Ia menambahkan, dengan menjaga kedamaian dan kesatuan, Tanah A3 memiliki potensi besar untuk menjadi tujuan wisata rohani dan budaya yang membawa berkat bagi banyak orang.
Melalui Perayaan HUT Theofani ke-74, Gubernur Elisa Kambu berharap semangat iman dan kasih dapat menyatukan seluruh komponen masyarakat A3.
“Perayaan ini harus menjadi momen perdamaian. Tidak boleh ada lagi perbedaan antara kelompok pengelola dan kelompok yang merasa tersisih. Semua harus bersatu, karena tanah ini telah diberkati oleh Tuhan,” katanya.
Di akhir sambutannya, Gubernur Elisa Kambu menyampaikan ucapan selamat ulang tahun kepada seluruh umat Theofani di Bumi A3.
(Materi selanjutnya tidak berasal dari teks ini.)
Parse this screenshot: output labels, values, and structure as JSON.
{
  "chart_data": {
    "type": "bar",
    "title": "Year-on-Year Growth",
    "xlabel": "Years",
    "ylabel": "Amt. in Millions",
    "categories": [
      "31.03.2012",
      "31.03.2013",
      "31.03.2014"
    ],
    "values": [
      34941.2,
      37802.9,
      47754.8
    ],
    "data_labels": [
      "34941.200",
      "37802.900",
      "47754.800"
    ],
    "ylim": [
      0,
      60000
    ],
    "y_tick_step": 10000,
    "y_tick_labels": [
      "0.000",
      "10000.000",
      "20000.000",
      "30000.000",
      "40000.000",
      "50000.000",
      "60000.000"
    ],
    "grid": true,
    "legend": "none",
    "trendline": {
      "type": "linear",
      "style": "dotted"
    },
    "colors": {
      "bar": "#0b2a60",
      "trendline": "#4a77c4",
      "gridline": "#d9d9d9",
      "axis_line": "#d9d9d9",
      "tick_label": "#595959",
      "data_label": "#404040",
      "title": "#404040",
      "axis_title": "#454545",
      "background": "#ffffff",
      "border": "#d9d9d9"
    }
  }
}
“Selamat ulang tahun ke-74 bagi keluarga besar Theofani di Tanah A3. Ingatlah janji Tuhan: kita dipanggil menjadi manusia pembangun di atas tanah negeri ini, menjadi berkat turun-temurun. Asalkan kita sepakat menjaga kesatuan, kerendahan hati, kasih, dan kehormatan kepada semua umat manusia. Tuhan memberkati kita semua,” tutupnya.